Grigorios Tsoumakas is an Assistant Professor of Machine Learning and Knowledge Discovery at the School of Informatics of the Aristotle University of Thessaloniki (AUTH) in Greece. He received a degree in Computer Science from AUTH in 1999, an MSc in Artificial Intelligence from the University of Edinburgh, United Kingdom, in 2000 and a PhD in computer science from AUTH in 2005. His research expertise focuses on supervised learning techniques (ensemble methods, multi-target prediction) and text mining (semantic indexing, sentiment analysis, topic modeling). He has published more than 100 research papers and according to Google Scholar he has more than 10,000 citations and an h-index of 42. Dr.
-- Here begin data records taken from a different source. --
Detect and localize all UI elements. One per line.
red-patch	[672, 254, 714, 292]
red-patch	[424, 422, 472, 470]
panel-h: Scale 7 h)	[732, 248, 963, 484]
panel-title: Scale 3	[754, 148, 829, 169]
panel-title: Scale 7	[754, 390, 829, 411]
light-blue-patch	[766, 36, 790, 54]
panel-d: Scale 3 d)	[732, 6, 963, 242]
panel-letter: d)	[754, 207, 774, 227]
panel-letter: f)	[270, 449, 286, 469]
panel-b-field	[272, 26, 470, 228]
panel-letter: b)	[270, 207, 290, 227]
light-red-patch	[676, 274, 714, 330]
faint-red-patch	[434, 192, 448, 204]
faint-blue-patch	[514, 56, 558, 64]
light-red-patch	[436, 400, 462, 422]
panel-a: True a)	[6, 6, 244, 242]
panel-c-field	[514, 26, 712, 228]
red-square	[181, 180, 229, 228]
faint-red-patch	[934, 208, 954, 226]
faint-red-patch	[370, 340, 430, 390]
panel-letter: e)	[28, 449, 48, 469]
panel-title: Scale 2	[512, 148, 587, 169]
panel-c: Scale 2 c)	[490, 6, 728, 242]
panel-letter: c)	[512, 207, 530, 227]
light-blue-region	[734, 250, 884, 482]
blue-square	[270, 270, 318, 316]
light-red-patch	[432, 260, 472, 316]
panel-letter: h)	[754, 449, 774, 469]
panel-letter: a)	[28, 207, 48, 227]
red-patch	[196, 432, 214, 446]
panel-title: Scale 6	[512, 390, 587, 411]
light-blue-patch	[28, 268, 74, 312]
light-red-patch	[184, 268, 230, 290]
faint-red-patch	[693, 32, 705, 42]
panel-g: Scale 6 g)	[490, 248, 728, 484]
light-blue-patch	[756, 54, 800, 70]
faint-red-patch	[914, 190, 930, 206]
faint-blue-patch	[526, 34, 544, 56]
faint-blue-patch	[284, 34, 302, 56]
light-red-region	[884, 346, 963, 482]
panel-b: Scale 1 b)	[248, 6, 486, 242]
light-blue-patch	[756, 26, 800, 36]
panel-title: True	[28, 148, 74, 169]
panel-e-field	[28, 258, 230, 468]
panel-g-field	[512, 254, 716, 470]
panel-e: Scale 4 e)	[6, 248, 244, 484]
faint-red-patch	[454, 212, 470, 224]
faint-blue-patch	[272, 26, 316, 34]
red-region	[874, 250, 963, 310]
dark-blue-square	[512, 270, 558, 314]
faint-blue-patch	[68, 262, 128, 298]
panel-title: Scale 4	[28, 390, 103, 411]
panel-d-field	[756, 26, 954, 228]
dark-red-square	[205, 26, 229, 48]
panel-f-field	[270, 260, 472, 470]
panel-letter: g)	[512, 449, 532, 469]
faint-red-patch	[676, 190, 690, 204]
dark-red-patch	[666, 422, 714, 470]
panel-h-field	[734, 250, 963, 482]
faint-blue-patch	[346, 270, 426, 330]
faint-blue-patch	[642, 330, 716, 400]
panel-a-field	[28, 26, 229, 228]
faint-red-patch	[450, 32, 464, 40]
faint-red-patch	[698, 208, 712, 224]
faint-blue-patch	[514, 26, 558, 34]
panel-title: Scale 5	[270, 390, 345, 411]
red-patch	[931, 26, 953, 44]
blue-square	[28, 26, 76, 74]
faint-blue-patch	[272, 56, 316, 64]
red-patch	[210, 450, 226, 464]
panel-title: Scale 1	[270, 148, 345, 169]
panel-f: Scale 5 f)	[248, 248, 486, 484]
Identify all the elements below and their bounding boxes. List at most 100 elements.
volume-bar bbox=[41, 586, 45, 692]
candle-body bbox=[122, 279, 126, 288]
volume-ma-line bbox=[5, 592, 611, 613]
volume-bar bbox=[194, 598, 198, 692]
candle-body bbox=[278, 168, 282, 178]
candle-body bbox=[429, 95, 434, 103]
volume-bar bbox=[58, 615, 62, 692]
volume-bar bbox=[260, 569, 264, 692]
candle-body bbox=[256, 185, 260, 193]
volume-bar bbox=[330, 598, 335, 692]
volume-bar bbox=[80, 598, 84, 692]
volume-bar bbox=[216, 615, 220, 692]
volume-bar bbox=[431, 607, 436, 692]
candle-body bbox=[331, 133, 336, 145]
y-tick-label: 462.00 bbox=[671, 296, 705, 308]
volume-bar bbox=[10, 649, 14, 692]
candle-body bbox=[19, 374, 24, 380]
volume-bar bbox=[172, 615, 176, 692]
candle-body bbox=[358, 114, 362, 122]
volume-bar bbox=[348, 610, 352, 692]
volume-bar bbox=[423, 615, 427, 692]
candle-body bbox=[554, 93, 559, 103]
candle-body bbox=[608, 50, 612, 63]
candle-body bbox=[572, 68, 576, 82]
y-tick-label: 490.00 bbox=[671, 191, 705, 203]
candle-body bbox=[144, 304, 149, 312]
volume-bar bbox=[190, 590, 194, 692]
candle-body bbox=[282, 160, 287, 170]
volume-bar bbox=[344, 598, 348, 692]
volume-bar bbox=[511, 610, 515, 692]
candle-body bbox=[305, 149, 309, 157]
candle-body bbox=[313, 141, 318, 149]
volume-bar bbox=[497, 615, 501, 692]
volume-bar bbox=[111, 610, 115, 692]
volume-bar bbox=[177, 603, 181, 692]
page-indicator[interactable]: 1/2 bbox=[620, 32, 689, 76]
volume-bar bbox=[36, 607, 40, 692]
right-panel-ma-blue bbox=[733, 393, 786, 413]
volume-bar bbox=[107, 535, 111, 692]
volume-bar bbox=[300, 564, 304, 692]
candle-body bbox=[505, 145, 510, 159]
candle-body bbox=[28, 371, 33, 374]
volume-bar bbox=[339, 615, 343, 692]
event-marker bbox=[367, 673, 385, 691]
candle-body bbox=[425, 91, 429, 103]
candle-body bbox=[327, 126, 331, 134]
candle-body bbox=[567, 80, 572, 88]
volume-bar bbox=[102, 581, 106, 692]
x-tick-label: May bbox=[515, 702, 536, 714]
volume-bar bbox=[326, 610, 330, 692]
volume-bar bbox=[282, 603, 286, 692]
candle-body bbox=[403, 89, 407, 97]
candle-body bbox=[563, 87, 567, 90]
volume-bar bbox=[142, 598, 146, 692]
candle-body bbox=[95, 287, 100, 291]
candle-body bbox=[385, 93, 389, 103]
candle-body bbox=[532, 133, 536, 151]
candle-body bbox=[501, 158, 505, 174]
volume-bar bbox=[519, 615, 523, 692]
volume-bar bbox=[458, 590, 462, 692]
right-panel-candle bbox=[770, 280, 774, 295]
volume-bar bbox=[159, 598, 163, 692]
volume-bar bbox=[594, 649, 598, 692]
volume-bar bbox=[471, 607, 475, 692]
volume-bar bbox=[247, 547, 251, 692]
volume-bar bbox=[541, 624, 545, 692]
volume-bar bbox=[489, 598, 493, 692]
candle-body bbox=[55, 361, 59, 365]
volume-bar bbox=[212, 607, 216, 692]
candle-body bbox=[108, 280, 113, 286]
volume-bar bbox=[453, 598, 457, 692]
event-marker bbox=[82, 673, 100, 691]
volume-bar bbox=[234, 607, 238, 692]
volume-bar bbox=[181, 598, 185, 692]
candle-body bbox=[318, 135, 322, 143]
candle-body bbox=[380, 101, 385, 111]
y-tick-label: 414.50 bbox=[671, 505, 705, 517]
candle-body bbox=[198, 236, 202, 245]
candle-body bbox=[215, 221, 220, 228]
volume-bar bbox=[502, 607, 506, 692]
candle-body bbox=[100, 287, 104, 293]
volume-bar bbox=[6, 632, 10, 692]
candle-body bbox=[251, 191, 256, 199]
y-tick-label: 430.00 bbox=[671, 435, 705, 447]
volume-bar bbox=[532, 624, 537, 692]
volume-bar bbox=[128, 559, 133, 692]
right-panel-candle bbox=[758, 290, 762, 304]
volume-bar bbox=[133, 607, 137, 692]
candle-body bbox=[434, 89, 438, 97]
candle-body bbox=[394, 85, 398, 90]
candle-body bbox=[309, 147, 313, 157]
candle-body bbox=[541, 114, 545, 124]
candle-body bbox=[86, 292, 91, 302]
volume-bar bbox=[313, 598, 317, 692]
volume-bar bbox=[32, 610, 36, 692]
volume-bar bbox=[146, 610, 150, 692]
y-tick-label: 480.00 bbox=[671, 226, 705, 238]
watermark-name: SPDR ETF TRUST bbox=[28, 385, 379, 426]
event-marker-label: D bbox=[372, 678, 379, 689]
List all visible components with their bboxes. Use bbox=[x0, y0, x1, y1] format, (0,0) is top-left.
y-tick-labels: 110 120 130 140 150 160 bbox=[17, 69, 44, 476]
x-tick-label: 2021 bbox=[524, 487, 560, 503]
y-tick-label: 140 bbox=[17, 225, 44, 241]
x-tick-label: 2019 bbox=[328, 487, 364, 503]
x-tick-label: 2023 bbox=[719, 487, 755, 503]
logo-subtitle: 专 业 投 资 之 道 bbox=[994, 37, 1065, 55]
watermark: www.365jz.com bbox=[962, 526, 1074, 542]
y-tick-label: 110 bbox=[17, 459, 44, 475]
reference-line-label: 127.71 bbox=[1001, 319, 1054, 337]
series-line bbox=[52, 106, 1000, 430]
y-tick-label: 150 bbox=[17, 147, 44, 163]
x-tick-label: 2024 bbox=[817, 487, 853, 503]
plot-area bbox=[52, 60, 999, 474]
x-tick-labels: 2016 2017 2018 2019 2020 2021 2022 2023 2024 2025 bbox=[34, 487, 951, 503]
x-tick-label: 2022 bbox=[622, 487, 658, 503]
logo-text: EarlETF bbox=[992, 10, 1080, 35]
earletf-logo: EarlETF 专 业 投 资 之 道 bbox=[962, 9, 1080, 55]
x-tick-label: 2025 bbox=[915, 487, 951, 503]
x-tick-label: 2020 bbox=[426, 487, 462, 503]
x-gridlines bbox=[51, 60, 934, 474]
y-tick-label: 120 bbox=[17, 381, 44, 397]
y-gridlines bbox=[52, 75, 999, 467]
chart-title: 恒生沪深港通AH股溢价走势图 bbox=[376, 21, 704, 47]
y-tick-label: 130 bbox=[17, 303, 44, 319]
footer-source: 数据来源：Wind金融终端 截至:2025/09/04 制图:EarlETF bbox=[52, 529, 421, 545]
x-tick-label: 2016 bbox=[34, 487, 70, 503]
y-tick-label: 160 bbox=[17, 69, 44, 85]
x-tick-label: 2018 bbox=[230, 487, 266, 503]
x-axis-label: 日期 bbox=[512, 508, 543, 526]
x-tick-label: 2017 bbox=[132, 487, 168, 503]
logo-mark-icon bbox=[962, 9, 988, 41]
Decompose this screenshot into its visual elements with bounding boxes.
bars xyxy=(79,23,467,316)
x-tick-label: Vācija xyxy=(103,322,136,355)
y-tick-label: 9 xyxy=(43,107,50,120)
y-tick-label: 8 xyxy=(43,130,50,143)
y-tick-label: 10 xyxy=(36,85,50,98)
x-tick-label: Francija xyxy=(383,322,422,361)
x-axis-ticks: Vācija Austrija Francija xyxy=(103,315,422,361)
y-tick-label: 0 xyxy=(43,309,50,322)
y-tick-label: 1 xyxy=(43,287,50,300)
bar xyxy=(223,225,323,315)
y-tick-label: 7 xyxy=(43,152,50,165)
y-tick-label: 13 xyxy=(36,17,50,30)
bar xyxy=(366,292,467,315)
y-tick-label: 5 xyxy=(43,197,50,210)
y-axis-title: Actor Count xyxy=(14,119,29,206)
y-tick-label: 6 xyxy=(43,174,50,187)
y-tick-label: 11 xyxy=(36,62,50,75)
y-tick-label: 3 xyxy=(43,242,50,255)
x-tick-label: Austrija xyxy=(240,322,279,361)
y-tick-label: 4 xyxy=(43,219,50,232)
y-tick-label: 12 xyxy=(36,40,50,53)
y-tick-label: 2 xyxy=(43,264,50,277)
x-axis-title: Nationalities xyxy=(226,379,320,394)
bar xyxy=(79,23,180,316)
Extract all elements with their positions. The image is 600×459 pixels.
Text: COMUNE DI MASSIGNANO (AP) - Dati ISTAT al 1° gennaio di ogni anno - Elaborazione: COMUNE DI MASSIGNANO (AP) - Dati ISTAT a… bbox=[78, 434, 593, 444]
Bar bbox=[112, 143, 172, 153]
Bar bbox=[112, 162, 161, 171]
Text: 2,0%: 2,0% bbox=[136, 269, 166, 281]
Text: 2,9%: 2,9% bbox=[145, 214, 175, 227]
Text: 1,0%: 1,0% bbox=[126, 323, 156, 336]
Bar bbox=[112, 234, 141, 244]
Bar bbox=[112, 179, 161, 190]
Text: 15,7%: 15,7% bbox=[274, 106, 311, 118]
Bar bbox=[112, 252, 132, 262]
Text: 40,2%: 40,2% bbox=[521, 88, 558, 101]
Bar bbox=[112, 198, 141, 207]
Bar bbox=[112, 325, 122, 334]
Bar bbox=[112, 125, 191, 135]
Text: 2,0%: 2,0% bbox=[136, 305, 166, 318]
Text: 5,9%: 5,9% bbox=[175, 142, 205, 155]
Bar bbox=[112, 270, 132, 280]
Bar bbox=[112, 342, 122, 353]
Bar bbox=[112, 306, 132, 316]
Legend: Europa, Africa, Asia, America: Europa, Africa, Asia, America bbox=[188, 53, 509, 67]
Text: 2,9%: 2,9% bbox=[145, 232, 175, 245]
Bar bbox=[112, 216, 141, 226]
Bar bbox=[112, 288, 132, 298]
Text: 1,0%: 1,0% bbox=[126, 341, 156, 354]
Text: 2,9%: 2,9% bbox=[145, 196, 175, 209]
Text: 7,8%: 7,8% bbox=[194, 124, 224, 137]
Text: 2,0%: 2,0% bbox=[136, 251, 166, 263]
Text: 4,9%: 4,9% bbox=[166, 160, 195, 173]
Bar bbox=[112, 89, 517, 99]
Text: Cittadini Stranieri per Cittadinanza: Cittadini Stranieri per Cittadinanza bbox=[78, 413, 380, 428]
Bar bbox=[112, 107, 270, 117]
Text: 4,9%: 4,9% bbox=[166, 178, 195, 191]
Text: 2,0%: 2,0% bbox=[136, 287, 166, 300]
Tsoumakas is a senior member of the ACM, an action editor of the Data Mining and Knowledge Discovery journal, and a member of the editorial board of the Frontiers of Computer Science journal. He is an advocate of applied research that matters and has worked as a machine learning and data mining developer, researcher and consultant in several national and private sector funded R&D projects.